Weird fish of the week: Ocean sunfish


This week's weird fish is another species that can be found swimming off UK shores. The Ocean sunfish, Mola mola, is weird in so many ways...

On first inspection, the fish looks more like half a fish, as it appears to be little more than a head with stiff, pointed dorsal and ventral fins attached.

Instead of a true tail fin, the sunfish has a structure known as a 'clavus' formed from elements of the dorsal and anal fins. This 'pseudo-tail' is of little use for propulsion, so the sunfish relies on moving its enlarged dorsal and ventral fins in a characteristic 'sculling' motion to get around, in a way similar to triggerfish to which they are related, both being from the order Tetradontiformes.

Sunfish are also the world's heaviest bony fish, with specimens weighing up to 2300kg (5100lb), measuring 3.3m (10.8ft) long and 4.2m(14ft) from dorsal to ventral fin tip recorded.

The fishes' huge size is achievable by a skeleton made largely from cartilaginous tissues which are lighter than bone, despite its bony fish ancestry.

Its scientific name comes from the Latin for 'millstone', alluding to its rounded, flattened shape and grey coloration, while its common name comes from its habit of appearing to sunbathe on the sea's surface.
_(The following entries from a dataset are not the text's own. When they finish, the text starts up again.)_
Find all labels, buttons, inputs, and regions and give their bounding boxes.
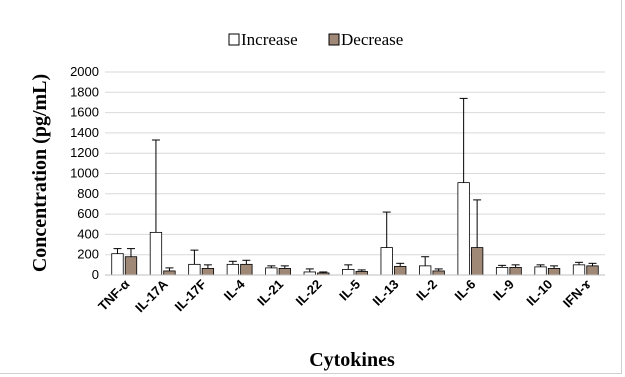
y-tick-label: 1400 (70, 125, 99, 140)
bar-increase-11 (534, 266, 547, 276)
bar-decrease-6 (355, 271, 368, 276)
bar-increase-10 (495, 266, 509, 276)
bar-increase-7 (380, 247, 393, 276)
y-tick-label: 400 (77, 226, 99, 241)
y-tick-labels: 0 200 400 600 800 1000 1200 1400 1600 1800 2000 (70, 64, 99, 282)
x-tick-label: IFN-ɤ (560, 276, 594, 310)
bar-decrease-7 (394, 265, 407, 276)
x-tick-label: IL-17F (172, 276, 210, 314)
x-tick-label: IL-13 (370, 277, 402, 309)
y-tick-label: 200 (77, 247, 99, 262)
y-tick-label: 800 (77, 186, 99, 201)
bar-decrease-2 (201, 268, 215, 276)
bar-increase-2 (188, 263, 201, 276)
x-tick-label: IL-4 (221, 276, 248, 303)
bar-decrease-9 (470, 247, 484, 276)
y-tick-label: 0 (92, 267, 99, 282)
gridlines (105, 71, 605, 276)
y-tick-label: 1200 (70, 145, 99, 160)
legend-label-increase: Increase (241, 30, 298, 49)
x-tick-label: IL-21 (254, 277, 286, 309)
legend: Increase Decrease (228, 30, 403, 49)
x-tick-label: IL-17A (132, 276, 171, 315)
legend-swatch-decrease (328, 33, 340, 46)
y-tick-label: 2000 (70, 64, 99, 79)
x-axis-title: Cytokines (309, 349, 395, 371)
y-tick-label: 1000 (70, 166, 99, 181)
bar-decrease-0 (124, 256, 138, 276)
bar-decrease-3 (240, 263, 253, 276)
bar-decrease-10 (509, 266, 522, 276)
legend-swatch-increase (228, 33, 240, 46)
bar-increase-0 (111, 253, 124, 276)
bar-increase-4 (265, 267, 278, 276)
x-tick-labels: TNF-α IL-17A IL-17F IL-4 IL-21 IL-22 IL-5 IL-13… (95, 276, 594, 315)
bar-increase-9 (457, 182, 470, 276)
plot-area (105, 97, 605, 276)
x-tick-label: IL-10 (523, 277, 555, 309)
y-tick-label: 1600 (70, 105, 99, 120)
x-tick-label: TNF-α (95, 277, 132, 314)
bar-increase-1 (149, 231, 163, 276)
x-tick-label: IL-6 (452, 277, 479, 304)
x-tick-label: IL-22 (293, 277, 325, 309)
x-tick-label: IL-9 (490, 277, 517, 304)
bar-decrease-4 (278, 268, 291, 276)
bar-increase-3 (226, 263, 240, 276)
y-tick-label: 600 (77, 206, 99, 221)
bar-decrease-8 (432, 270, 445, 276)
bar-decrease-11 (547, 268, 561, 276)
bar-decrease-12 (586, 265, 599, 276)
bar-increase-12 (572, 264, 586, 276)
y-tick-label: 1800 (70, 84, 99, 99)
legend-label-decrease: Decrease (341, 30, 403, 49)
bar-decrease-1 (163, 270, 176, 276)
x-tick-label: IL-5 (336, 277, 363, 304)
bar-increase-6 (342, 269, 355, 276)
bar-increase-8 (419, 265, 432, 276)
x-tick-label: IL-2 (413, 277, 440, 304)
y-axis-title: Concentration (pg/mL) (29, 74, 51, 272)
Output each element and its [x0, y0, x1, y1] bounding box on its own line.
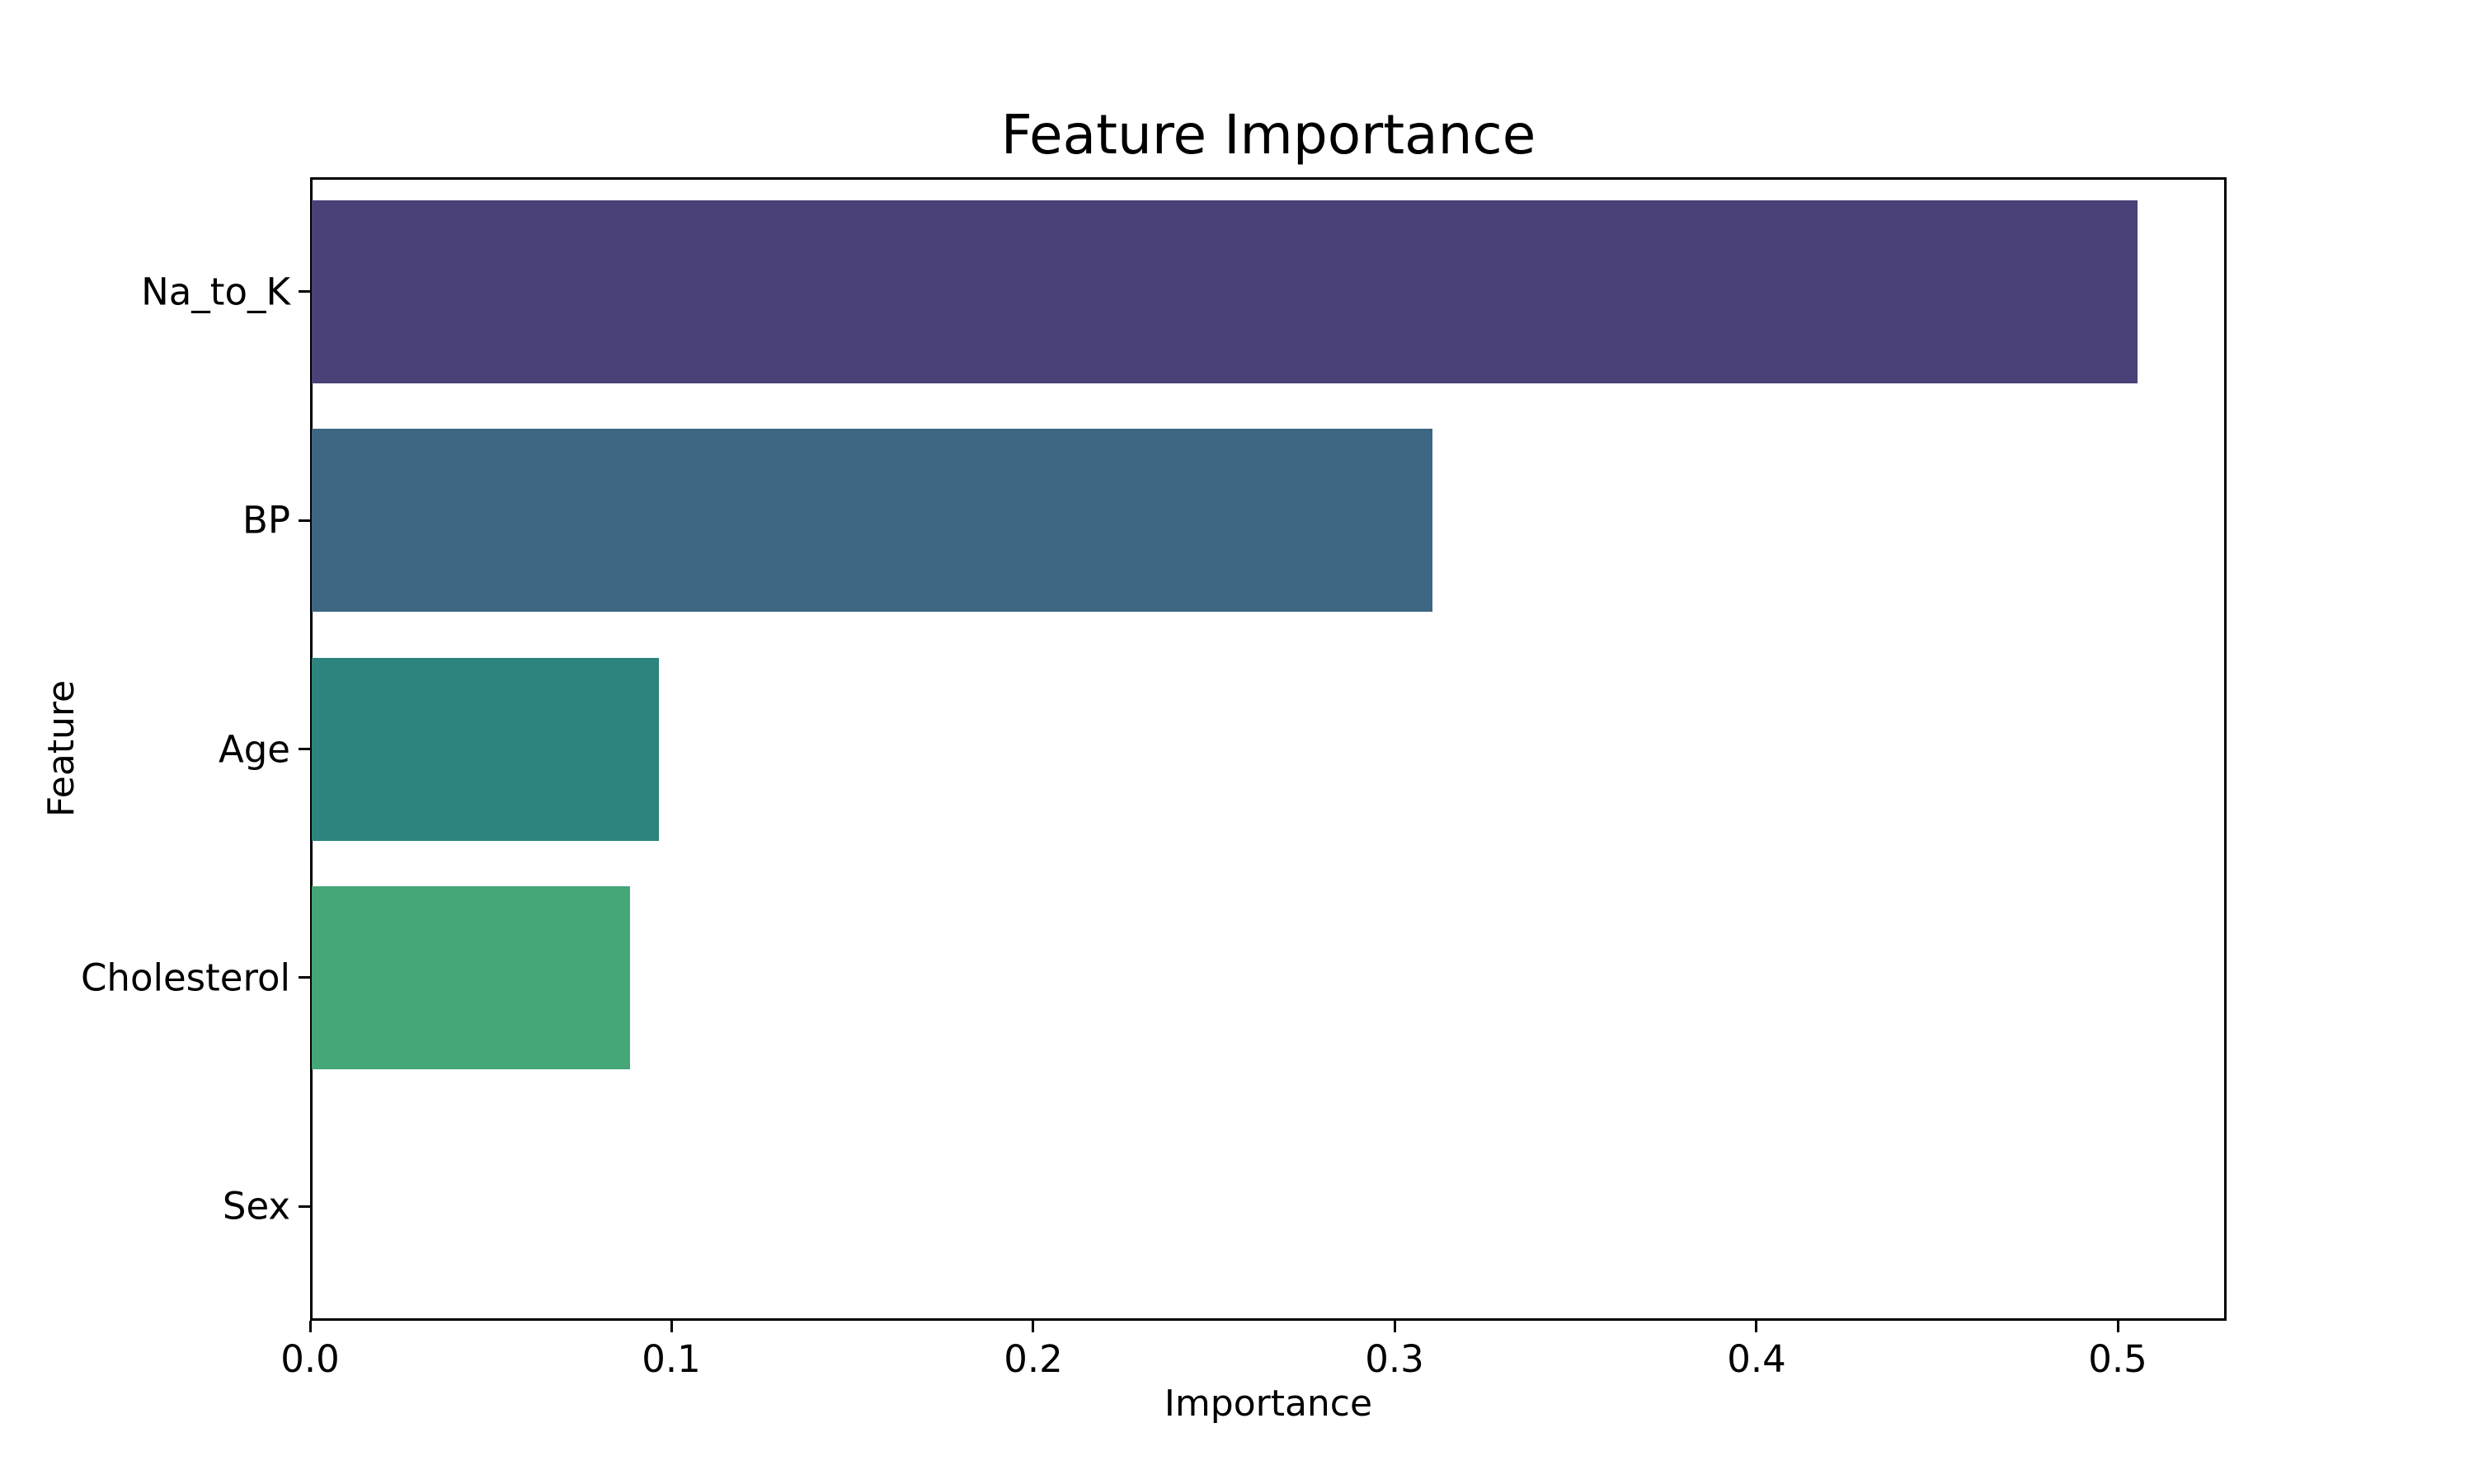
- x-tick-label: 0.4: [1727, 1337, 1786, 1381]
- x-tick-label: 0.3: [1365, 1337, 1424, 1381]
- y-tick-label: Na_to_K: [141, 270, 290, 314]
- y-tick: [299, 290, 310, 293]
- x-tick-label: 0.0: [280, 1337, 340, 1381]
- bar-na_to_k: [312, 200, 2138, 383]
- y-tick-label: Cholesterol: [81, 956, 290, 1000]
- y-tick: [299, 748, 310, 750]
- x-tick-label: 0.1: [642, 1337, 701, 1381]
- x-axis-label: Importance: [1164, 1383, 1373, 1425]
- x-tick: [1394, 1321, 1396, 1332]
- x-tick: [670, 1321, 673, 1332]
- y-tick-label: BP: [242, 498, 290, 542]
- y-tick: [299, 519, 310, 522]
- y-tick: [299, 1205, 310, 1208]
- x-tick: [309, 1321, 312, 1332]
- x-tick: [1755, 1321, 1757, 1332]
- y-tick-label: Age: [218, 727, 290, 772]
- x-tick: [2117, 1321, 2119, 1332]
- bar-cholesterol: [312, 886, 630, 1069]
- x-tick: [1032, 1321, 1034, 1332]
- y-tick-label: Sex: [222, 1184, 290, 1228]
- chart-title: Feature Importance: [1000, 103, 1536, 167]
- y-tick: [299, 976, 310, 979]
- x-tick-label: 0.2: [1004, 1337, 1063, 1381]
- bar-bp: [312, 429, 1432, 612]
- x-tick-label: 0.5: [2088, 1337, 2147, 1381]
- bar-age: [312, 658, 659, 841]
- y-axis-label: Feature: [40, 679, 82, 818]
It is speculated that this behaviour serves the dual purpose of allowing the fish to warm itself in cooler waters, as well as attracting sea birds that remove parasites from its skin.

Little is known of their reproduction, but females can produce over 300 million eggs at a time - more than any other known vertebrate. They feed largely on jellyfish, but will also eat squid, crustaceans, small fish, eel grass and salps (a type of free swimming tunicate).